Buffi gli italiani che guardano Sanremo pretendendo di stilare giudizi e classifiche su tutto, su Zalone, sulla diversità, sull'originalità, sulla qualità delle canzoni.
In passato spesso ho saltato a pie pari l'evento, lo trovavo inutile e fuori dalle mie corde, ma invecchiando può diventare divertente assistere alle evoluzioni di un Fiorello o di uno Zalone (Luca Medici) perché le priorità cambiano e anche le aspettative.
Non ho ascoltato Saviano, perché non mi piace e probabilmente la mia è invidia per uno scrittore di successo, ai posteri la sentenza.
Poche battute, Fiorello e Amadeus vincenti, positivi, irresistibili, affini come potrebbe essere un lontano parente che si presenta a casa tua una volta l'anno.
Drusilla Foer, geniale, elegante, colta/o, ironica, l'unica che ha saputo trattare il tema della diversità con il giusto approccio.
Zalone è Zalone, la sua è una comicità semplice costruita da un professionista intelligente che ha elaborato la sua strategia comunicativa negli anni per arrivare alla pancia degli italiani.
La sua ironia, il suo sarcasmo rimangono sempre in un ambito politicamente corretto perché Sanremo è solo un grande contenitore che deve stupire con mortaretti innocui e giochi di prestigio parrocchiali non con lo scandalo o la vera denuncia, non sarebbe la vetrina giusta.
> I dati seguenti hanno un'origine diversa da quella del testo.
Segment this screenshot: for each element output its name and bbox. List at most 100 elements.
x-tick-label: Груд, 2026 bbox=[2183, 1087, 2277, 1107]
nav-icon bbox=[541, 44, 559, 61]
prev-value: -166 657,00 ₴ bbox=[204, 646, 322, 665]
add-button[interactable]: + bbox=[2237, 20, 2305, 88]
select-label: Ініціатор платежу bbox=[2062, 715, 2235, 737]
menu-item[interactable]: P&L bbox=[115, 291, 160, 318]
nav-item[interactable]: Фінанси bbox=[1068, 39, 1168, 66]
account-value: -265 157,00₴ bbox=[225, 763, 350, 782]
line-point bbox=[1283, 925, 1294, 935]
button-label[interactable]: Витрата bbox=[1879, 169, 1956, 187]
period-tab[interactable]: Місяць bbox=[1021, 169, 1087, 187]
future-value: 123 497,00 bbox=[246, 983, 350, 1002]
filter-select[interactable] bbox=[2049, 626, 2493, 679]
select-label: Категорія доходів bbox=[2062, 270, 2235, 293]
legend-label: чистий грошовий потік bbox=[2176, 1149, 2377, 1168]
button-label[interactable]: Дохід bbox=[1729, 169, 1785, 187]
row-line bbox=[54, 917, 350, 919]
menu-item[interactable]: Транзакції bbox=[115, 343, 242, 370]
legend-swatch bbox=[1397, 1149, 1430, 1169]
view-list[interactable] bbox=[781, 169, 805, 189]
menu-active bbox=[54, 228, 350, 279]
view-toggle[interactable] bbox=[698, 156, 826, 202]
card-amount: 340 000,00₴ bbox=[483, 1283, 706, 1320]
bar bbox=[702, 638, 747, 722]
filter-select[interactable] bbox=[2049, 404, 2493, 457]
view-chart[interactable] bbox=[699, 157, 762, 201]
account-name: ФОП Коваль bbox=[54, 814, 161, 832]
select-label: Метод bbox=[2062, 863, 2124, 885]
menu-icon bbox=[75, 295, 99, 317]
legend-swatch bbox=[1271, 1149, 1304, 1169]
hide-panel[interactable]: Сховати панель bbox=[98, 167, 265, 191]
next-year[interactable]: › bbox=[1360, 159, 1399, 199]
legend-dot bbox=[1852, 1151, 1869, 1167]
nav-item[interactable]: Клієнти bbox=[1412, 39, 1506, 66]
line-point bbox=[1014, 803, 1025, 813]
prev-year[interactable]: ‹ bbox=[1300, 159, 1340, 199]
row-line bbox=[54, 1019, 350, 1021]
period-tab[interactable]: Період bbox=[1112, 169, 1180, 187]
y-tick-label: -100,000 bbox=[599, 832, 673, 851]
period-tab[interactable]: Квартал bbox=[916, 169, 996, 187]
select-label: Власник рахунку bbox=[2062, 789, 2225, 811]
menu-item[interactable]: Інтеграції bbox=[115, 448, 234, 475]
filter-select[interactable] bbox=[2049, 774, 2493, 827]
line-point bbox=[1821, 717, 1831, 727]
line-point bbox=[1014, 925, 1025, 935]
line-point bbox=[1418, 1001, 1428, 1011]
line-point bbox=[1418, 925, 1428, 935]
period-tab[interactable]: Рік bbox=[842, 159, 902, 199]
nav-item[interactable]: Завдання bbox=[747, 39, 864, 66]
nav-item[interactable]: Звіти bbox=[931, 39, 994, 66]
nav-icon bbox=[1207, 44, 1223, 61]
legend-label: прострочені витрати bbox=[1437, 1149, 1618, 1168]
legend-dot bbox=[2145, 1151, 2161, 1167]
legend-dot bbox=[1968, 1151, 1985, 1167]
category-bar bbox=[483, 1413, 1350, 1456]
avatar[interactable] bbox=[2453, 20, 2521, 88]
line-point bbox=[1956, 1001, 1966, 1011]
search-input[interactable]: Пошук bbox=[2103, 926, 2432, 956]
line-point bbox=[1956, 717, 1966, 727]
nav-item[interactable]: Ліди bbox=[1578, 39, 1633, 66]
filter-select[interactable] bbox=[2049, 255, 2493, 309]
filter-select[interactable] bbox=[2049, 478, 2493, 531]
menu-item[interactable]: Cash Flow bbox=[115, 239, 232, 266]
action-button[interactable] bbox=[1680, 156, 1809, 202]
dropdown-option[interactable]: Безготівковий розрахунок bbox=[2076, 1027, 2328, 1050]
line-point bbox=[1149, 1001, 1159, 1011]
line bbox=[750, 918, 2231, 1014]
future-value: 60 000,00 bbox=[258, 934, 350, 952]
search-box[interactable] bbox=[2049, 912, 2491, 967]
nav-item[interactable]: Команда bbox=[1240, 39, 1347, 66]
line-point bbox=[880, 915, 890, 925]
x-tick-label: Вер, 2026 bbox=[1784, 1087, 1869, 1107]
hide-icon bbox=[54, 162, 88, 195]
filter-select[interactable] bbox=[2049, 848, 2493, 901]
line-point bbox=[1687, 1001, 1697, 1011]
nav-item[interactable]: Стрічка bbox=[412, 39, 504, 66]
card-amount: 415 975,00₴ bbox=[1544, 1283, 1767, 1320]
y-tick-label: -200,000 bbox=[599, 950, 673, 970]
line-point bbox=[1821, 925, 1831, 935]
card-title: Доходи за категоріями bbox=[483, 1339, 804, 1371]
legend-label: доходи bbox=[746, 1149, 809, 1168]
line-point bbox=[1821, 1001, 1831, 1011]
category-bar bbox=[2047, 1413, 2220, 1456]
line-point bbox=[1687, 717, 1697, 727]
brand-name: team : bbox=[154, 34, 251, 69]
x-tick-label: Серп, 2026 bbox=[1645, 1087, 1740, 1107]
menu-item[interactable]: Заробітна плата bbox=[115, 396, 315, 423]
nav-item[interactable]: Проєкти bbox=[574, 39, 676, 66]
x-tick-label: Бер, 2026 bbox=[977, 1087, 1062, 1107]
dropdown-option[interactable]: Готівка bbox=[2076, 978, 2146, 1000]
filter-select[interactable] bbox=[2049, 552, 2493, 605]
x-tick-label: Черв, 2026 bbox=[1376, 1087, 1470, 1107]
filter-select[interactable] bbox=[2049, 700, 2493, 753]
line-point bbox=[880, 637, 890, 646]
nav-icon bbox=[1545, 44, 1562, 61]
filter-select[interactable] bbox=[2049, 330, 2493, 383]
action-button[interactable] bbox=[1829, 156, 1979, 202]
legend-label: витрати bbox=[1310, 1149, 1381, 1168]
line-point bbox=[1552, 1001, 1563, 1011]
Vi ricordo Crozza, che amo, pur non avendo la sua stessa linea politica, che a Sanremo fu duramente attaccato nel 2013 per la sua satira nei confronti di Berlusconi.
Aprite gli occhi ragazzi, Sanremo sarà anche uno spettacolo popolare, ma per chi come me lo guarda dal divano di casa, pensate che il pubblico pagante sia parte del popolo? Quello che paga le tasse e sgobba in fabbrica? Spero non siate così ingenui.
I cantanti.
La musica è morta come molto cinema, e Sanremo rimane una vetrina luccicante, dove le canzoni sono solo una scusa.
Poi trovo tenera e ottimista la canzone di Morandi, ricorda a noi vecchi che ogni giorno deve ancora stupire e incantare e per me, spesso, è davvero così.